The Pattern-Recognition Goblin Sees altman
Researchers at the Goblin Institute of Esoteric Knowledge have classified altman as a Category-4 Phenomenon: 'Real enough to matter, unreal enough to be goblin business.'
If you ever find yourself explaining altman to a goblin, stop immediately. You are giving them ammunition. Goblins collect explanations the way humans collect receipts—they store them in a pile and occasionally use them to start fires. Your explanation of altman will be burned for warmth in a goblin cave within the week.

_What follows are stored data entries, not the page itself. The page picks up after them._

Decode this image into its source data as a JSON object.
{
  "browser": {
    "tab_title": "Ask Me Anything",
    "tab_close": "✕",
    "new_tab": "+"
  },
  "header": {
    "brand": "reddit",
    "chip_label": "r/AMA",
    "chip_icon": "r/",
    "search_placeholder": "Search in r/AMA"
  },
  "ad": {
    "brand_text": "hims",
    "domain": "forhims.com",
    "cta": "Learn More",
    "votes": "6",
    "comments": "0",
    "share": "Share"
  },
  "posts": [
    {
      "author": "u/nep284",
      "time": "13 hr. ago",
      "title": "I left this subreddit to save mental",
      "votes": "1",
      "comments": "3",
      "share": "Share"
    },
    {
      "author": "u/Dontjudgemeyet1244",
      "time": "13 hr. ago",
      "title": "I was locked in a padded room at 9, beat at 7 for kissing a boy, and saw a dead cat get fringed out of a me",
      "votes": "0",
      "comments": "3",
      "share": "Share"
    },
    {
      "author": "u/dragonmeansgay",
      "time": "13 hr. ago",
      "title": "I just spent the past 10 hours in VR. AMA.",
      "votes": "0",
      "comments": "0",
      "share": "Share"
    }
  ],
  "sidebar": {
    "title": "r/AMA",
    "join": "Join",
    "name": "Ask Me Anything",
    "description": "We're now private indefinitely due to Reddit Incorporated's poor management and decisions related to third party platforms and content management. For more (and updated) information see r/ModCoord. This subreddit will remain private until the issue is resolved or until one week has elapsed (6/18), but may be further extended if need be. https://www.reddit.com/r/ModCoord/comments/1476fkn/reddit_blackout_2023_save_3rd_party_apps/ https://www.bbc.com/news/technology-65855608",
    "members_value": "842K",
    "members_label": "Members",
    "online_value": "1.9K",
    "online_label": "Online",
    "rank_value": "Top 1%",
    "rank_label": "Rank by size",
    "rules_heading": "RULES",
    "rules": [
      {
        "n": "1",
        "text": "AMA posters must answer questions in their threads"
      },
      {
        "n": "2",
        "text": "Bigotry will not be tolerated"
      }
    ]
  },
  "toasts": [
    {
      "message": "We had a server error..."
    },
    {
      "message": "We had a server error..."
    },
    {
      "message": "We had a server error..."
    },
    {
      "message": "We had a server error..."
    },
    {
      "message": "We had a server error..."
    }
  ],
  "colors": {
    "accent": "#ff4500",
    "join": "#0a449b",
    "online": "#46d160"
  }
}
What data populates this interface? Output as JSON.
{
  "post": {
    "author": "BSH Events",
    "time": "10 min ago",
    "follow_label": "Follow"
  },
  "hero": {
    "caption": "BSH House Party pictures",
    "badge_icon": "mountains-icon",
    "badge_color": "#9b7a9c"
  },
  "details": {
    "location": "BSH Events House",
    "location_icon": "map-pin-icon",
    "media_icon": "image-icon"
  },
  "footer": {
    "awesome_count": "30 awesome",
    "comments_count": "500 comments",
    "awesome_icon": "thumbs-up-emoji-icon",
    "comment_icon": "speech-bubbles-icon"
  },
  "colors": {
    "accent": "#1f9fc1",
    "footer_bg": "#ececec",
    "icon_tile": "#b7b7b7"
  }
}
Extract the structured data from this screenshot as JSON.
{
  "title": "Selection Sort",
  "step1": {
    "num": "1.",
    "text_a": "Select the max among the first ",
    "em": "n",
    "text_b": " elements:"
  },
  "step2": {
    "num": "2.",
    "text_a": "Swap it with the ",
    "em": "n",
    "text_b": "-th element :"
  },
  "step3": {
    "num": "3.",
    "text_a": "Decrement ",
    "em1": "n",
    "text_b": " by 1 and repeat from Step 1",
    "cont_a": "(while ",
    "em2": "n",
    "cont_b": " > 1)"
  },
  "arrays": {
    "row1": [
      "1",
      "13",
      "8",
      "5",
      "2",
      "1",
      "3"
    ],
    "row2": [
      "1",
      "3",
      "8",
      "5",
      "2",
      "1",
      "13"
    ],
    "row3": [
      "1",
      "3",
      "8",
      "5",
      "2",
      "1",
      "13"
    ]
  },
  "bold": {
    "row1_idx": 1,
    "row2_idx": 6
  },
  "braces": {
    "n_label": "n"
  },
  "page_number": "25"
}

Negative-Space Goblin Analysis of manifesto
When goblin negotiators are unable to reach agreement, they have, by long tradition, the option of invoking manifesto. The invocation has no defined effect. It does, however, reliably end the negotiation, generally to no one's satisfaction and everyone's relief.
Marginalia: singularity
The annual goblin singularity colloquium runs for one day, ends inconclusively, and reconvenes the following year as if the previous year's discussion had concluded. The proceedings are bound and shelved. They are rarely consulted.
The Goblin Verdict on altman
The Goblin Bench of Common Pleas has heard the case of altman and ruled in favor of all parties simultaneously. Goblin jurisprudence permits this. The losing parties — there are none — have agreed not to appeal.